As we recall back to the Advanced Placement (AP) courses we took in high school, notice how a majority of those classes consisted of whites and Asian Americans. We never think about the lack of diversity in AP courses, and we accept it as something normative. I never put much thought into this until the last quarter when I took this human development class. I thought back to my best friend, who had experienced this during our senior year of high school. When it came to class enrollment, my best friend, a Mexican American, wanted to enroll in AP Calculus with me so that we would have a class together. When she told her counselor, instead of receiving support, her counselor encouraged her to take an easier math class that would be more suited for her. Her counselor said that this AP class was going to be too difficult for her. When I told the same counselor that I wanted to take the calculus course, she helped me plan it without any questions or hesitation. So why is it that my best friend was not able to take the class while I was? The fact is, my friend and I both did equally as well in our previous math courses. When I think back to what happened to my best friend, we can see the clear implications of systemic discrimination within institutions of education still discreetly persisting today.
Achievement gaps are disparities in educational achievements and outcomes-based on a student's race. It utilizes tracking programs that prevent qualified students of color from accessing honors and advanced placement courses. Tracking systems have been used for as long as we can remember. In King’s Where Do We Go From Here, he mentions that “in elementary schools, negroes lag one to three years behind whites, and their segregated schools receive substantially less money per student than do the white schools? One-twentieth as many negroes as whites attend college, and half of these are in ill-equipped southern institutions” (King Jr., 186). King shows us an excellent example of how achievement gaps have persisted and have yet to have something done about it. Within the small percentage of minority students who are placed into these rigorous courses, many continue to lack the encouragement and funds needed to succeed. According to the Washington Post, "Disadvantaged students face complex challenges connected to their families, neighborhoods, and schools" and many of the underserved students had a readiness rate of 15% when it came to take the exams (Anderson). Mexican Americans and African Americans tend to receive lower testing scores compared to those of Asian Americans and whites, which is reflected in their college admissions. As many students went on to pursue higher education, white students were encouraged to attend four-year institutions while black students were discouraged from attending four-year institutions. Instead of receiving support, they were pushed towards attending community colleges.

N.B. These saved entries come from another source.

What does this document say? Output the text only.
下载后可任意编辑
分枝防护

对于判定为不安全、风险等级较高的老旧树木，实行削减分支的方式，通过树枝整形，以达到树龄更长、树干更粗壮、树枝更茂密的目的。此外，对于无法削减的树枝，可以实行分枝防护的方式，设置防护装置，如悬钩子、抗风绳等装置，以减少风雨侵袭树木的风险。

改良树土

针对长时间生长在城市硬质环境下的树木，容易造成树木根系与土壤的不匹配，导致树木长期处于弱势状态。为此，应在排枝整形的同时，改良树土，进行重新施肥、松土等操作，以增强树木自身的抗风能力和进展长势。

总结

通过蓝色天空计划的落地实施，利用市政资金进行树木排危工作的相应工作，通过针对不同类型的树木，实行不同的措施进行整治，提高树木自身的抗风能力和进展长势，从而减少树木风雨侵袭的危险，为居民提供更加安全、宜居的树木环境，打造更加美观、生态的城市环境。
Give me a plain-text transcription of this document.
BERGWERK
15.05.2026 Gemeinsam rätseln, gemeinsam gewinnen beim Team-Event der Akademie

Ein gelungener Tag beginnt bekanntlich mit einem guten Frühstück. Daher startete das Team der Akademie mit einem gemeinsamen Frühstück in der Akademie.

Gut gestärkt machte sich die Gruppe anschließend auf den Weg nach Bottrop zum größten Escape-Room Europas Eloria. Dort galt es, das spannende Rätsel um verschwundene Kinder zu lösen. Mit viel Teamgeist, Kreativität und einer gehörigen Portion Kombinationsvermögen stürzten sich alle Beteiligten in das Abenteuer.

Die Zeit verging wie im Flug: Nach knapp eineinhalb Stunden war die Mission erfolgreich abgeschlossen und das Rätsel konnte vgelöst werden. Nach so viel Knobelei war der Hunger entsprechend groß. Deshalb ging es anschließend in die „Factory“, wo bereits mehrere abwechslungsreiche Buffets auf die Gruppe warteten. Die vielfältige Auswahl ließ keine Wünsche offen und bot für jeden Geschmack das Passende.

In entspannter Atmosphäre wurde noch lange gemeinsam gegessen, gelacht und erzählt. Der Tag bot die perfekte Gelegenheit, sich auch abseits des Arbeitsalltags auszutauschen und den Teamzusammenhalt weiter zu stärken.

Racial zoning and redlining enforce this achievement gap within our educational hierarchy. Let's take a look back into history. With the restriction of the Buchanan Law, lower-income African Americans were not allowed to occupy living spaces near middle-class whites. Middle-class African Americans remained barred from purchasing land in these middle-class white neighborhoods. This drove many African Americans into ghettoized neighborhoods referred to as slums. Banks utilized color-coded maps to determine the loans given within each neighborhood. "A neighborhood earned a red color if African Americans lived in it" (Rothstein, 64). How does it seem fair that an African American who resides in the neighborhood, results in an automatic red color code when it comes to racial mapping? Not only does redlining continue to enforce a class hierarchy, with these ghettoized neighborhoods receiving red codes, it affects the way the government portrayed African Americans, seeing them as "poor risks." These codes caused the FHA to deem neighborhoods as too risky for insurance and to "withhold approval if the presence of African Americans in nearby neighborhoods threatened integration" (Rothstein, 71). Schools with African Americans are greatly affected by this. With color codes affecting neighborhoods, this limits their community facilities and the funds going into their schools and neighborhoods. With limited funds, these students learn from outdated materials, attend oversized classrooms, and have less money allocated per student, increasing the achievement gap. Being placed in under-resourced schools, these students are taught by less experienced teachers who may lack teaching credentials within subject areas.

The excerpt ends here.